Suspicious bot requests: Suspected request from an automated process with certain risk. Recommended at least configured as observation or challenge disposal action.
Normal bot requests: Request comes from legitimate bots (such as search engine crawler).
Normal requests: Client requests without obvious bot features, only support release action.
Factors Affecting Bot Intelligent Analysis Judgment
The Bot intelligent analysis engine performs comprehensive evaluation and scoring of risks for each element based on dimensional features and behavior analysis. Primary influencing factors are as follows:
1. Request rate: Based on network-wide traffic audit, the IP traffic baseline performs anomaly detection on the access frequency of specific IPs. High or abnormal request frequency features will be assigned a relatively high risk score.
2. IP Intelligence Library: The engine will refer to a comprehensive IP Intelligence Library, assess the historical behavior, reputation, and potential risk of the client IP, and identify known malicious behavior records or blocklist information.
3. Search engine features: Combining public crawler IP lists and corresponding User-Agent features from search engine manufacturers, the system can accurately identify and verify crawler requests from legitimate search engines such as Google and Baidu. Requests meeting legitimate bot features will be assigned a normal request tag.
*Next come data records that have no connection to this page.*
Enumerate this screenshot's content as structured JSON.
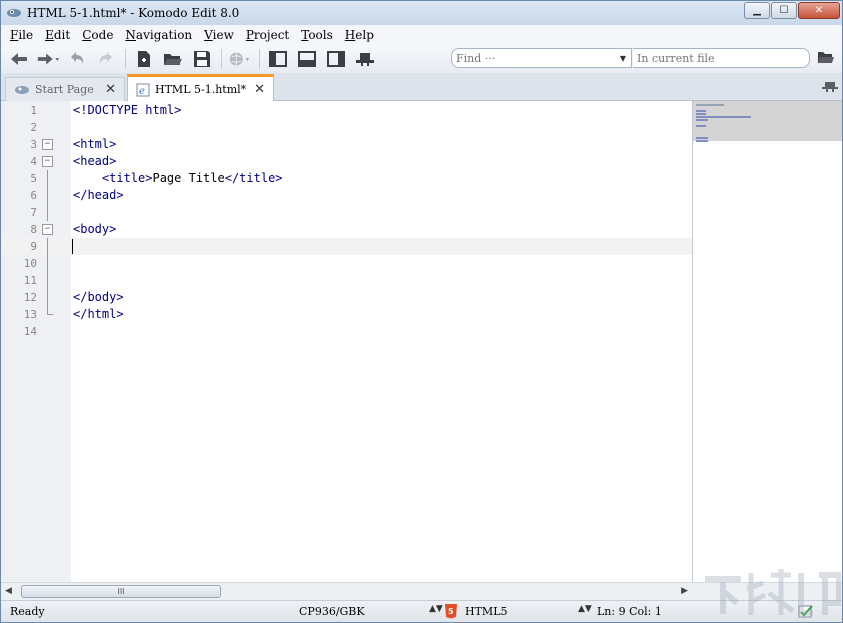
{
  "window": {
    "title": "HTML 5-1.html* - Komodo Edit 8.0",
    "controls": {
      "minimize": "▁",
      "maximize": "☐",
      "close": "✕"
    }
  },
  "menu": [
    {
      "label_u": "F",
      "label_rest": "ile"
    },
    {
      "label_u": "E",
      "label_rest": "dit"
    },
    {
      "label_u": "C",
      "label_rest": "ode"
    },
    {
      "label_u": "N",
      "label_rest": "avigation"
    },
    {
      "label_u": "V",
      "label_rest": "iew"
    },
    {
      "label_u": "P",
      "label_rest": "roject"
    },
    {
      "label_u": "T",
      "label_rest": "ools"
    },
    {
      "label_u": "H",
      "label_rest": "elp"
    }
  ],
  "toolbar": {
    "icons": [
      "back-arrow-icon",
      "forward-arrow-icon",
      "undo-icon",
      "redo-icon",
      "new-file-icon",
      "open-folder-icon",
      "save-icon",
      "browser-preview-icon",
      "left-pane-icon",
      "bottom-pane-icon",
      "right-pane-icon",
      "hat-icon"
    ],
    "find_placeholder": "Find ···",
    "scope_placeholder": "In current file"
  },
  "tabs": [
    {
      "label": "Start Page",
      "close": "✕",
      "active": false
    },
    {
      "label": "HTML 5-1.html*",
      "close": "✕",
      "active": true
    }
  ],
  "editor": {
    "lines": [
      {
        "n": "1",
        "code": "<!DOCTYPE html>"
      },
      {
        "n": "2",
        "code": ""
      },
      {
        "n": "3",
        "code": "<html>"
      },
      {
        "n": "4",
        "code": "<head>"
      },
      {
        "n": "5",
        "code": "    <title>Page Title</title>"
      },
      {
        "n": "6",
        "code": "</head>"
      },
      {
        "n": "7",
        "code": ""
      },
      {
        "n": "8",
        "code": "<body>"
      },
      {
        "n": "9",
        "code": ""
      },
      {
        "n": "10",
        "code": ""
      },
      {
        "n": "11",
        "code": ""
      },
      {
        "n": "12",
        "code": "</body>"
      },
      {
        "n": "13",
        "code": "</html>"
      },
      {
        "n": "14",
        "code": ""
      }
    ],
    "current_line": 9
  },
  "scrollbar": {
    "left": "◀",
    "right": "▶",
    "thumb": "III"
  },
  "status": {
    "state": "Ready",
    "encoding": "CP936/GBK",
    "language": "HTML5",
    "position": "Ln: 9 Col: 1",
    "spin": "▲▼"
  },
  "colors": {
    "accent_tab": "#f39a2b",
    "tag": "#00007f",
    "html5_badge": "#e44d26"
  }
}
4. Access URL sequence: Analyze the visitor's URL access sequence and mode to identify abnormal browsing behavior, locating actions similar to spider pool crawlers or automated scan tools. Behavior sequences with malicious features will be assigned a high risk score.
5. JA3 fingerprintNote 1: The system leverages JA3 fingerprint technology to identify the characteristics of client TLS connections and detect unconventional access tools such as Python scripts, curl, and headless browsers. Requests from abnormal clients or specific tools will be assigned a high risk score.
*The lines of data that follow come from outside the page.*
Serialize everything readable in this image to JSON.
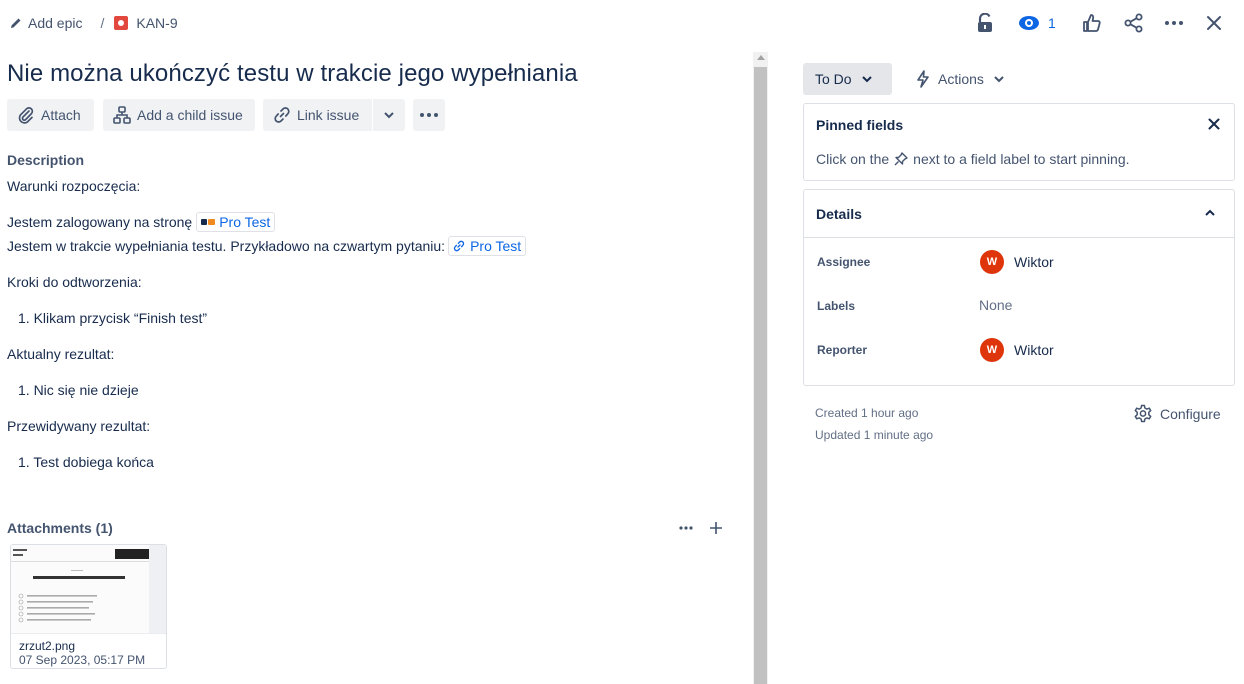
{
  "breadcrumb": {
    "add_epic": "Add epic",
    "separator": "/",
    "issue_key": "KAN-9"
  },
  "toolbar": {
    "watch_count": "1"
  },
  "issue": {
    "title": "Nie można ukończyć testu w trakcie jego wypełniania"
  },
  "actions": {
    "attach": "Attach",
    "add_child": "Add a child issue",
    "link_issue": "Link issue"
  },
  "description": {
    "heading": "Description",
    "line1": "Warunki rozpoczęcia:",
    "line2_prefix": "Jestem zalogowany na stronę",
    "line2_link": "Pro Test",
    "line3_prefix": "Jestem w trakcie wypełniania testu. Przykładowo na czwartym pytaniu:",
    "line3_link": "Pro Test",
    "steps_heading": "Kroki do odtworzenia:",
    "step1": "1. Klikam przycisk “Finish test”",
    "actual_heading": "Aktualny rezultat:",
    "actual1": "1. Nic się nie dzieje",
    "expected_heading": "Przewidywany rezultat:",
    "expected1": "1. Test dobiega końca"
  },
  "attachments": {
    "heading": "Attachments (1)",
    "file_name": "zrzut2.png",
    "file_date": "07 Sep 2023, 05:17 PM"
  },
  "status": {
    "label": "To Do",
    "actions_label": "Actions"
  },
  "pinned": {
    "title": "Pinned fields",
    "hint_before": "Click on the",
    "hint_after": "next to a field label to start pinning."
  },
  "details": {
    "title": "Details",
    "assignee_label": "Assignee",
    "assignee_name": "Wiktor",
    "assignee_initial": "W",
    "labels_label": "Labels",
    "labels_value": "None",
    "reporter_label": "Reporter",
    "reporter_name": "Wiktor",
    "reporter_initial": "W"
  },
  "footer": {
    "created": "Created 1 hour ago",
    "updated": "Updated 1 minute ago",
    "configure": "Configure"
  },
  "colors": {
    "accent": "#0c66e4",
    "avatar": "#de350b",
    "issue_type": "#e2483d"
  }
}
6. Client consistency check: The system verifies whether traffic characteristics match the browser and operating system information declared in the User-Agent. Inconsistent features usually indicate client spoofing, and such requests will be assigned a high risk score.
7. Proxy IP identification: Detect high-frequency IP switch behavior based on VPN, proxy, or local dialing technologies in real time through traffic characteristics analysis. Requests compliant with second-dial IP features will be assigned a relatively high risk score.
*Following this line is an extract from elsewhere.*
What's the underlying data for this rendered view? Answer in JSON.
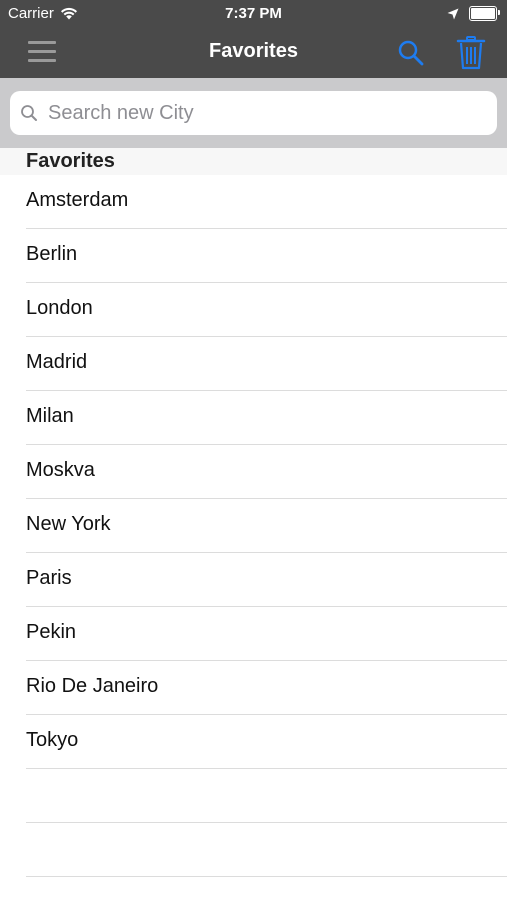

8. ClientfingerprintNote 2: Identify malicious crawler requests from botnets by analyzing HTTP header characteristics/features and comparing them with known high-risk client fingerprints.
Note:
Note 1:
JA3 is a method for generating fingerprints based on characteristics during the TLS client handshake process (specific algorithm reference: JA3 fingerprint). By collecting information provided by clients during the TLS handshake process (such as supported encryption suites, extensions, etc.), a unique hash value is generated as a fingerprint. JA3 fingerprints can help us identify clients that initiate requests using specific tools or libraries, such as requests initiated using Python libraries. By comparing the client's JA3 fingerprint with the fingerprints of known malicious tools or libraries, we can more accurately identify potential malicious bot behavior.
Note 2
: BotnetID is an identification method based on bot network behavior characteristics. Bot networks (Botnets) are usually composed of multiple controlled malicious devices, which may be used to launch attacks or perform other malicious activities. By analyzing client behavior characteristics and their similarity to known bot networks, a BotnetID can be generated. By comparing the client's BotnetID with known malicious bot network IDs, we can more accurately identify potential malicious bot behavior.